Today, the band records on its own Ramblin’ Records label (distributed by Sony/RED) and continues to release new and previously unreleased material. Still led today by founding member and lead singer Doug Gray, the band represents a time and place in music that will never be duplicated.
Gray is quick to credit the band’s current dynamic members with carrying on the timeless essence of The Marshall Tucker Band sound. Current members include the highly respected drummer B.B. Borden, a former member of both Mother’s Finest and The Outlaws; multi-instrumentalist Marcus Henderson of Macon, Georgia plays flute, saxophone, and keyboards in addition to lead and background vocals; Pat Elwood on bass guitar; and Rick Willis on lead guitar and vocals, both of Spartanburg, South Carolina, are disciples of the Caldwell Brothers. Acclaimed lead guitarist and vocalist Chris Hicks recently re-joined the band after a two-year absence. Together, they present a powerful stage presence as they continue to tour the country as a powerful force in the world of music.

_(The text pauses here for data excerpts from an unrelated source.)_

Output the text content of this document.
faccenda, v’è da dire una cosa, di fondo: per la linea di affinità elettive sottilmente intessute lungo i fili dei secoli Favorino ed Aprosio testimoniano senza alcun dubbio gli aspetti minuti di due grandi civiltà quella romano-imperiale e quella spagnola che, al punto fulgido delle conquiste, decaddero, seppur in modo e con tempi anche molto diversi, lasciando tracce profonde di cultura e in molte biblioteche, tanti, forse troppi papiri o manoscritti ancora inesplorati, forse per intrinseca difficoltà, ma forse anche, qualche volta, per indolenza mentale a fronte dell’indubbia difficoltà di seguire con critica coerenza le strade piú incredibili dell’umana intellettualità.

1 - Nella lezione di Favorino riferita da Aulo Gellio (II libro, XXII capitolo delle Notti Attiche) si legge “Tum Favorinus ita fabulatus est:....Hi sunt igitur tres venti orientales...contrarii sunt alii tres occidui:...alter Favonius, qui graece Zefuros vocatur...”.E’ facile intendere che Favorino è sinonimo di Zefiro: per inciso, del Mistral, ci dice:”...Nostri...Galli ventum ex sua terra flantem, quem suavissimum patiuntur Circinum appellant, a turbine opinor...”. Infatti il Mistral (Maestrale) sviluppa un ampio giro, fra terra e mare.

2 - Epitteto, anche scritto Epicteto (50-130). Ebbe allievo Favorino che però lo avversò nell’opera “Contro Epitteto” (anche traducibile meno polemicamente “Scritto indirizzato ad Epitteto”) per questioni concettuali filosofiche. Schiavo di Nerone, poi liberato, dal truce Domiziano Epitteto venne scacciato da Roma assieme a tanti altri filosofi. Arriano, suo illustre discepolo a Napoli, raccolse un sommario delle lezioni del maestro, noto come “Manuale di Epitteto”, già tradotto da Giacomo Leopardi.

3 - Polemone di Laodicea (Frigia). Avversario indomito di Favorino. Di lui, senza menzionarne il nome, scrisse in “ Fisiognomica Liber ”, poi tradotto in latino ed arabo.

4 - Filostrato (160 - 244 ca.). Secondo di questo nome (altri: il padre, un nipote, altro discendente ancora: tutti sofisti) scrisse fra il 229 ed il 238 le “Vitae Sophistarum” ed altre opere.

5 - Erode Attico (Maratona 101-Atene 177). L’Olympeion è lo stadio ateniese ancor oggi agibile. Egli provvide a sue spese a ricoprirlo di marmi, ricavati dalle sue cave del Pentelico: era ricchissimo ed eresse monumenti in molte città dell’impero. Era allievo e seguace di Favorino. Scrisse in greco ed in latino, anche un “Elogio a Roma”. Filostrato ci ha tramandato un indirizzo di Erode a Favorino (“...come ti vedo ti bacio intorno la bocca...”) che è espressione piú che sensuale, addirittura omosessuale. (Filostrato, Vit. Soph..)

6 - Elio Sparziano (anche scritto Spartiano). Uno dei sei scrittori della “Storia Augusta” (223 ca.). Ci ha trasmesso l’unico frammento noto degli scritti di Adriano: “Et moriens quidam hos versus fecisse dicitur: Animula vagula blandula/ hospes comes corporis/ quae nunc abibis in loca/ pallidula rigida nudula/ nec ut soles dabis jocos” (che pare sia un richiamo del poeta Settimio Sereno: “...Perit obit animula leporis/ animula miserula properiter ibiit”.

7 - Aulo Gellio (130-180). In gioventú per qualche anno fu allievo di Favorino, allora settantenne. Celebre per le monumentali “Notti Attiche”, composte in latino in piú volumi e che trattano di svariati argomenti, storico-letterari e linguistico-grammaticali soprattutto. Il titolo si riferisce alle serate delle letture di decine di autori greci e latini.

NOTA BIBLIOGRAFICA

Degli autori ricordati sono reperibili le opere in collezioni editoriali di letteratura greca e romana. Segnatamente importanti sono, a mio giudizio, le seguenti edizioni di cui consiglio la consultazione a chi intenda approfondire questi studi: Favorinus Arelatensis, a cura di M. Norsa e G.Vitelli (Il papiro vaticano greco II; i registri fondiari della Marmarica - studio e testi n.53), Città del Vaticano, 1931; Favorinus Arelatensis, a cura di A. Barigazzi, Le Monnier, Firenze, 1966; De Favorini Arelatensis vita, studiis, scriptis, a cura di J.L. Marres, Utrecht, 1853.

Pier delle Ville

The Marshall Tucker Band is best known for hits such as “Can’t You See,” “Fire on the Mountain,” “Heard It in a Love Song,” and many more.
For The Outlaws, it was always about the music. For 40 years, the Southern rock legends celebrated triumphs, endured tragedies, and survived legal nightmares to remain one of the most influential and best-loved bands of the genre.

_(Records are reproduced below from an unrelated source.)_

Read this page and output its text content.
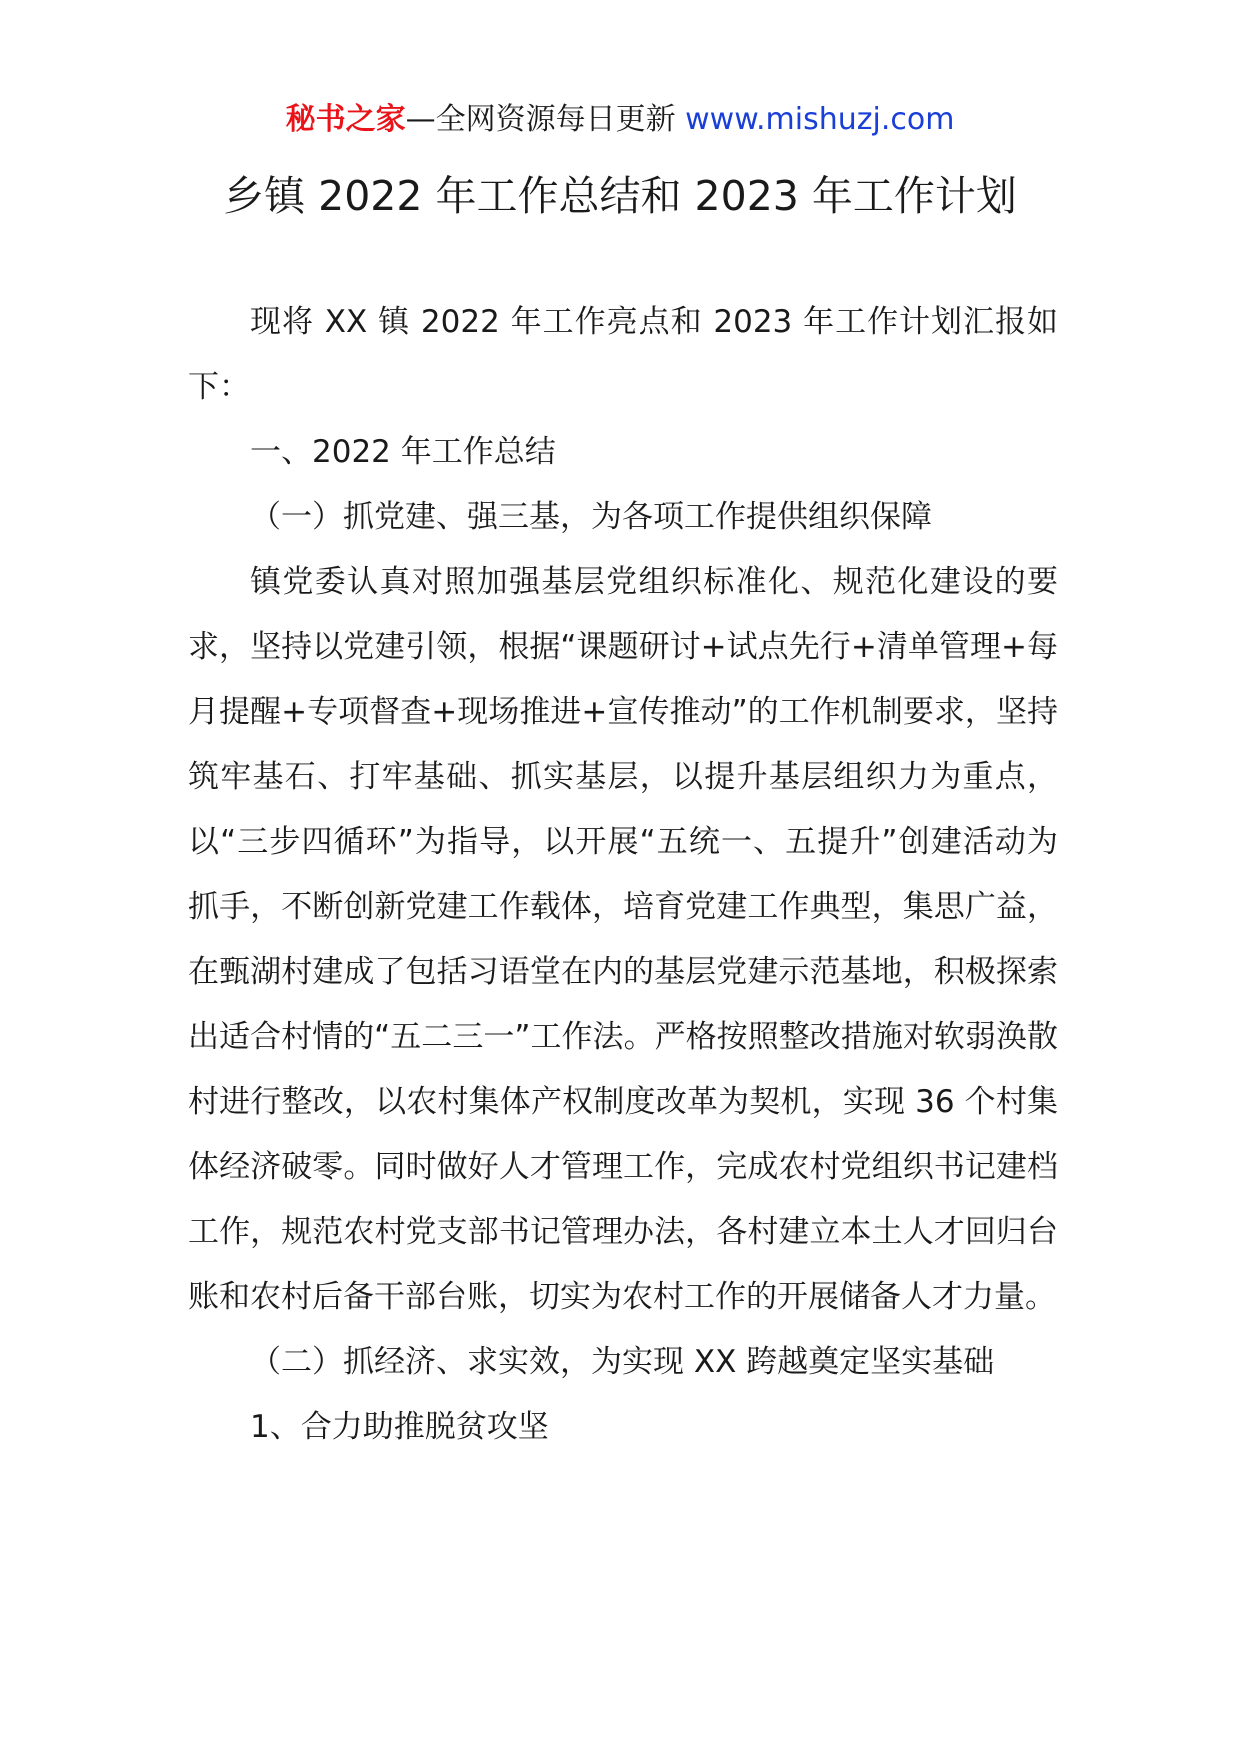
秘书之家—全网资源每日更新 www.mishuzj.com
乡镇 2022 年工作总结和 2023 年工作计划

现将 XX 镇 2022 年工作亮点和 2023 年工作计划汇报如下：

一、2022 年工作总结

（一）抓党建、强三基，为各项工作提供组织保障

镇党委认真对照加强基层党组织标准化、规范化建设的要求，坚持以党建引领，根据“课题研讨+试点先行+清单管理+每月提醒+专项督查+现场推进+宣传推动”的工作机制要求，坚持筑牢基石、打牢基础、抓实基层，以提升基层组织力为重点，以“三步四循环”为指导，以开展“五统一、五提升”创建活动为抓手，不断创新党建工作载体，培育党建工作典型，集思广益，在甄湖村建成了包括习语堂在内的基层党建示范基地，积极探索出适合村情的“五二三一”工作法。严格按照整改措施对软弱涣散村进行整改，以农村集体产权制度改革为契机，实现 36 个村集体经济破零。同时做好人才管理工作，完成农村党组织书记建档工作，规范农村党支部书记管理办法，各村建立本土人才回归台账和农村后备干部台账，切实为农村工作的开展储备人才力量。

（二）抓经济、求实效，为实现 XX 跨越奠定坚实基础

1、合力助推脱贫攻坚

Best known for hits like “There Goes Another Love Song” and extended guitar jam “Green Grass and High Tides,” The Outlaws continue to make new music with a new focus and an uncompromising mission – it’s about a band of brothers bound together by history, harmony, and the road. It’s about a group that respects its own legacy while refusing to be defined by its past.
But, most of all, it’s about pride.
“It’s About Pride” is the latest album from The Outlaws, a record four years in the making and perhaps 20 or more in the waiting. And for original Outlaws singer,songwriter, and guitarist Henry Paul, it’s a hard-fought revival whose success can be measured in old fans and new music.
“Because The Outlaws have been out of the public eye for so long, it’s almost like starting over,” he explains. “But because of the band’s history, we’re seeing this as a new chapter. We’ve written and recorded this album on our own terms, and we’re out to make a significant impression. What our fans loved then they still love now because we are just as good or even better than we were. Most of all, they recognize the heart of what it is we still do.”
For co-founding drummer/songwriter Monte Yoho, the journey is both bittersweet and jubilant.
“I still think about the friends we made when we first came into this industry, how we struggled to define this thing that became known as ‘Southern rock,’” Yoho says.